DSA: Do companies need a data scientist in order to benefit from Big Data?
RH: If a company currently has an application that does what they want it to do, they probably don’t need a data scientist. However, if you are developing something new that has not been done before, you will definitely need a data scientist to work out the best ways to extract the relationships in your data. For example, if you look at Facebook and consider a person might have a hundred friends; and each of those friends have a hundred other friends; and that one person buys a particular item on Amazon. Is there a way for a business to identify from your friend’s friends who might be interested in buying the same thing? Is there a way to link up those potential customers? This kind of complexity requires a data scientist or computational algorithms to help extract insightful associations in real-time.
DSA: Is it easy to find a data scientist?

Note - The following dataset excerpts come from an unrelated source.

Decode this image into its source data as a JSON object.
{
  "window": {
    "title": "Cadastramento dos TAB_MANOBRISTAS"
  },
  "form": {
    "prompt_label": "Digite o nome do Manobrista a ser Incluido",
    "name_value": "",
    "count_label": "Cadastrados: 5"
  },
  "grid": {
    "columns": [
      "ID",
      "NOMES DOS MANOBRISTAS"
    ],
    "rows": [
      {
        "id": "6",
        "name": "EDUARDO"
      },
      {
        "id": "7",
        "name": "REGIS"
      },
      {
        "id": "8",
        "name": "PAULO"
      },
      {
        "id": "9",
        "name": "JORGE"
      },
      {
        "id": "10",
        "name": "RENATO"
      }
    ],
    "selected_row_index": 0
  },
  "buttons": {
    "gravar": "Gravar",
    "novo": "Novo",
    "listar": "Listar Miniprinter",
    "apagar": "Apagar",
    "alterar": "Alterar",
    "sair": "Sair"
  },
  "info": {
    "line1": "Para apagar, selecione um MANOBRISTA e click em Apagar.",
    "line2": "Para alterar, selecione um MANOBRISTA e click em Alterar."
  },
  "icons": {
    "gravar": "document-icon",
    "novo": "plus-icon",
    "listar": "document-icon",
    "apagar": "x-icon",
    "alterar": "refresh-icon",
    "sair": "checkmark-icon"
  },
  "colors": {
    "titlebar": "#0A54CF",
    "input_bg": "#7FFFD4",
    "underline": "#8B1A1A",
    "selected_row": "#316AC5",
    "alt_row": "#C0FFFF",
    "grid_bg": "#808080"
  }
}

RH: It’s actually teamwork. You need a statistician trained in dealing with complex large data sets. You also need people who can translate that into computer jargon and program it. You then need system architects who can optimize the hardware for high performance.
DSA: Where do you see Big Data going in Malaysia?
RH: There is a lot of potential in the government sector for Big Data analysis, even simple things like processing car registrations licenses or petrol consumption subsidy management – are the right people getting the subsidies? Every country needs systems for tracking criminal activities, foreign workers, illegal immigrants and also smuggling activities – the UK government for example has done an excellent job at predicting the movements of criminal activities.